PA 212: BNPT Fitnah yang Beribadah di Masjid sebagai Gerakan Radikalisme
Mediaumat.id- Permintaan Badan Nasional Penganggulangan Terorisme (BNPT) kepada DPR ‘agar pemerintah diberi kewenangan mengawasi tempat ibadah’ dinilai sama saja dengan memfitnah umat Islam yang sedah beribadah di masjid sebagai gerakan radikalisme.
“Secara kelembagaan menunjukkan bahkan menuduh, memfitnah, umat Islam yang sedang beribadah di masjid, sedang berdakwah di masjid, sedang memakmurkan masjid, sebagai gerakan radikalisme,” ujar Sekretaris Majelis Syuro PA 212 Slamet Ma’arif dalam acara diskusi yang bertajuk BNPT & Usulan Pengawasan Rumah Ibadah, Ahad (10/9/2023) di kanal YouTube UIY Official.
Slamet merasa heran, masa hanya karena ada aktivitas mengkritik pemerintah di masjid daerah Kalimantan Timur yang disampaikan oleh DPR dalam rapat bersama komisi 3 dari fraksi Partai Demokrasi Indonesia Perjuangan (PDIP) Safarudin, yang kemudian dianggap semua masjid yang mengkritik pemerintah harus diawasi.
“Dianggap semua masjid harus diawasi karena khawatir ini akan menjadikan biang radikal, bahkan yang mengawasi itu lembaga yang mengawasi terorisme, artinya dari radikal ini, mereka akan kaitkan dengan gerakan-gerakan teror, artinya secara kelembagaan pemerintah lewat BNPT-nya sedang menuduh umat Islam yang sedang memakmurkan masjidnya sebagai gerakan teroris sebagai gerakan radikal ini sangat naif,” tuturnya.

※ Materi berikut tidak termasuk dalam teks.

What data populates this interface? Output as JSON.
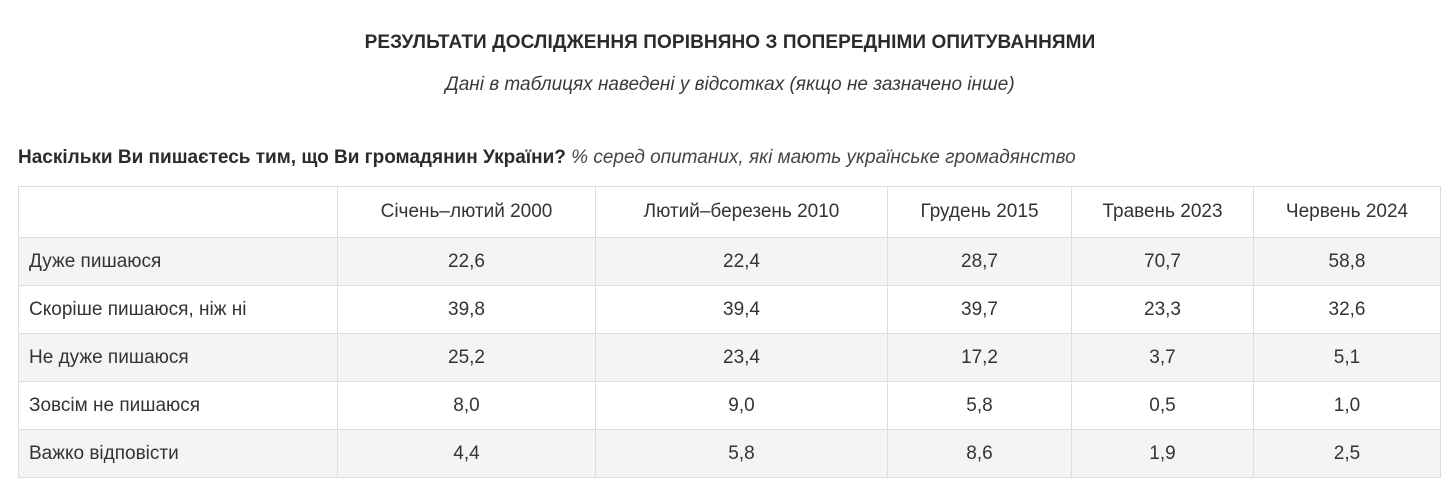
{
  "header": {
    "title": "РЕЗУЛЬТАТИ ДОСЛІДЖЕННЯ ПОРІВНЯНО З ПОПЕРЕДНІМИ ОПИТУВАННЯМИ",
    "subtitle": "Дані в таблицях наведені у відсотках (якщо не зазначено інше)"
  },
  "question": {
    "text": "Наскільки Ви пишаєтесь тим, що Ви громадянин України?",
    "note": "% серед опитаних, які мають українське громадянство"
  },
  "table": {
    "columns": [
      "",
      "Січень–лютий 2000",
      "Лютий–березень 2010",
      "Грудень 2015",
      "Травень 2023",
      "Червень 2024"
    ],
    "rows": [
      {
        "label": "Дуже пишаюся",
        "values": [
          "22,6",
          "22,4",
          "28,7",
          "70,7",
          "58,8"
        ]
      },
      {
        "label": "Скоріше пишаюся, ніж ні",
        "values": [
          "39,8",
          "39,4",
          "39,7",
          "23,3",
          "32,6"
        ]
      },
      {
        "label": "Не дуже пишаюся",
        "values": [
          "25,2",
          "23,4",
          "17,2",
          "3,7",
          "5,1"
        ]
      },
      {
        "label": "Зовсім не пишаюся",
        "values": [
          "8,0",
          "9,0",
          "5,8",
          "0,5",
          "1,0"
        ]
      },
      {
        "label": "Важко відповісти",
        "values": [
          "4,4",
          "5,8",
          "8,6",
          "1,9",
          "2,5"
        ]
      }
    ]
  }
}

Menurutnya, selain menunjukan bahwa pemerintah antikritik juga menunjukkan pemerintah sedang mengidap penyakit islamofobia akut dengan dakwah Islam.
“Takut dengan gerakan Islam itu kan, walaupun lucunya ketika menjelang tahun politik yang sekarang ini, justru aktivitas di masjid dijadikan kampanye adzan di masjid, jadi dia kampanye duluan lewat adzan yang ada di TV itu, nah ini sangat miris sekali,” ucapnya miris.
Menyayangkan
Slamet juga menyayangkan pernyataan dari Safarudin, Anggota Komisi III dari Fraksi PDIP, yang dilontarkan saat rapat bersama komisi 3 DPR, bahwa ada aktivitas mengkritik pemerintah di masjid Kalimantan Timur, yang menurut Slamet, ini menunjukan PDIP dan pemerintah sekarang antikritik.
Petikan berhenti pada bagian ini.